Árnason teamed up with creative director and designer Jakob Nylund. “Together, we mapped out the plan to make Ógin a high-end spirit company focused on products for the best restaurants in the world,” he said.
Árnason financed his first prototype through funds from pre-paid orders. He reached out to people who he had met during his years as a chef. “A lot of the early investment was my own money and time. I also managed to claim a small amount from an agricultural fund financed by the European Union, but to be honest, the biggest investment has been the time spent by both Jakob and myself,” he said.
“We also had support from my bank very early on in the project, which surprisingly believed in us,” he said. Árnason did not share the bank loan details with BI.
It was two years later, when the Swedish investor Konrad Bergström joined, that they gained more financial freedom. “A guest of my restaurant turned friend, joined us as a partner — this made us more economically sustainable,” Árnason said. Bergström is a Swedish serial entrepreneur, perhaps best known for starting X Shore, a company that claims to be the “Tesla of the Seas.’

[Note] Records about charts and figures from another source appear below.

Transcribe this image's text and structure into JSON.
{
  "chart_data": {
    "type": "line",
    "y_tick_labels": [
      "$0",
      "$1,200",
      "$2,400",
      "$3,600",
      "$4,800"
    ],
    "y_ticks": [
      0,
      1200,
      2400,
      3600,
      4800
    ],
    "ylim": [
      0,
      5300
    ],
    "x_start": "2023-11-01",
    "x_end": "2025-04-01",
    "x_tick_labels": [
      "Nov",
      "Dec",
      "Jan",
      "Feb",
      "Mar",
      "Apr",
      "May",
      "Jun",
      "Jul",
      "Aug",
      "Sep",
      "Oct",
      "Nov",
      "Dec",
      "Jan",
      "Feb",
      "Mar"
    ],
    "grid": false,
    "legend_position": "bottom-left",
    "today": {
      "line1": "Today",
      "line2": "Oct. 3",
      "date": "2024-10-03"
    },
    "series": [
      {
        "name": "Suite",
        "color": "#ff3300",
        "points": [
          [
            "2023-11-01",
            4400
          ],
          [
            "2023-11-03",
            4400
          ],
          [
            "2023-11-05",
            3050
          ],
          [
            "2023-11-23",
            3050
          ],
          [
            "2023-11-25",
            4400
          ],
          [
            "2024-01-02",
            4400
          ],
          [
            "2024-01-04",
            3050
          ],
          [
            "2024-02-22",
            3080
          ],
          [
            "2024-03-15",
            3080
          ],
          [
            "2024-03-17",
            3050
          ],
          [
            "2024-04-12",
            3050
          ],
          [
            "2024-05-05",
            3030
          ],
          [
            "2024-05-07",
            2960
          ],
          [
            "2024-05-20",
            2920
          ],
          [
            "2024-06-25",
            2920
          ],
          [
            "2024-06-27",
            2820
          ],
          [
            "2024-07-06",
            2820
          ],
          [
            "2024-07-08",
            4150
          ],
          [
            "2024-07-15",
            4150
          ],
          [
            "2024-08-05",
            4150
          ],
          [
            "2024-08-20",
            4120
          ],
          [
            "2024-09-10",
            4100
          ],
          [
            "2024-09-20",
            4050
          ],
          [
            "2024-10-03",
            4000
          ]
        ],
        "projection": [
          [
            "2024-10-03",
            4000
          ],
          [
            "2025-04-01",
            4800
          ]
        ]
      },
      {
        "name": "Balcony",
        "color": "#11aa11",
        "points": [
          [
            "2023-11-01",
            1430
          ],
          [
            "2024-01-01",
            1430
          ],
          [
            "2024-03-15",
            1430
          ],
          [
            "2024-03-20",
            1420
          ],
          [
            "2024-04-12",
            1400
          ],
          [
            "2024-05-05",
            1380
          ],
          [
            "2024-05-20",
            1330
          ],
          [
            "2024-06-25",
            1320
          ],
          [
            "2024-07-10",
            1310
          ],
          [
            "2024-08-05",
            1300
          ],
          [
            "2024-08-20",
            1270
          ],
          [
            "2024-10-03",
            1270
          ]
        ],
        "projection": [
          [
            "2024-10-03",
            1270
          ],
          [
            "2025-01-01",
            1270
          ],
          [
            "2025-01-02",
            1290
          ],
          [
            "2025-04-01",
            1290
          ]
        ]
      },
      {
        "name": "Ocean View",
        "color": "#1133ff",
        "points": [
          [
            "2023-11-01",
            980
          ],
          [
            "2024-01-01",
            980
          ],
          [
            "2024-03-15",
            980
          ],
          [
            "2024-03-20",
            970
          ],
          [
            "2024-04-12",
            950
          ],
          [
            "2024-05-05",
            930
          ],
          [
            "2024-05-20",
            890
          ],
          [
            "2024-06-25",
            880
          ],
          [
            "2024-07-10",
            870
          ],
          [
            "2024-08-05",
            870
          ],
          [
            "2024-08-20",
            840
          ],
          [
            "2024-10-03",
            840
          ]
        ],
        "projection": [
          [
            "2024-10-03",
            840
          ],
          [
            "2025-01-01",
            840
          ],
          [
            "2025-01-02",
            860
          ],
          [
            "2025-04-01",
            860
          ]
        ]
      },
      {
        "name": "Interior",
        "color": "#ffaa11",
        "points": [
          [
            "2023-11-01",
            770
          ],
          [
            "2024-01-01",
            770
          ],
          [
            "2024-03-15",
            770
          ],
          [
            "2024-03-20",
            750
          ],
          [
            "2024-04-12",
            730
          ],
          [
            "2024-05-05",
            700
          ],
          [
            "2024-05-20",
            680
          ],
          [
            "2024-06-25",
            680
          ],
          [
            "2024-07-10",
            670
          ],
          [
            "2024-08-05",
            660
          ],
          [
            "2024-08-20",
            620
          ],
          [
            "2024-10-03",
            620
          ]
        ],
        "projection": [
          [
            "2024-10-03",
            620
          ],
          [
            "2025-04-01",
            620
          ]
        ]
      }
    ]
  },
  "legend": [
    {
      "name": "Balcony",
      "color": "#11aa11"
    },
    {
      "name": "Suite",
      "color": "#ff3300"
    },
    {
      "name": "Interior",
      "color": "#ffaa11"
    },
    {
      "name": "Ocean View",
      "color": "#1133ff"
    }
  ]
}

Today, the bottles of Ógin listed on the brand’s website range in price from 751 to 1,688 Swedish Kronasells, or $74 to $165.
Árnason is not the first chef to dabble in the spirits world. Chefs behind Michelin-starred restaurants like Michael Roux Junior and Alex Dilling, along with celebrity TV presenter Guy Fieri, have also launched their own spirits.
The global gin market has been on the rise and is projected to increase by $7.36 billion between 2023 and 2028, according to Technavio, a market research company.
Dividing the passion
At the beginning of his project, the chef bottled 70 liters of gin. Now, he produces approximately 10,000 liters per season and makes both gin and vodka. All his clients are Michelin-starred restaurants, and that’s how he intends to keep it.
“I’m not going to sell to every restaurant or to the supermarkets in Europe,” he said, adding that he wants to open the client base up to high-end hotels and top bars.
The chef still runs the restaurant with his ex-wife, splitting his time between that and his new company. The workload for the brand varies depending on the season.
Árnason says they’ve achieved profitability but declined to provide specifics. “It’s still small, and it will probably be a few years before I make more from Ógin than from Bryggargatan,” he said.
While Ógin is growing, Árnason says he’s not in a hurry: “This is about building a brand that stands for the highest quality and no compromises.”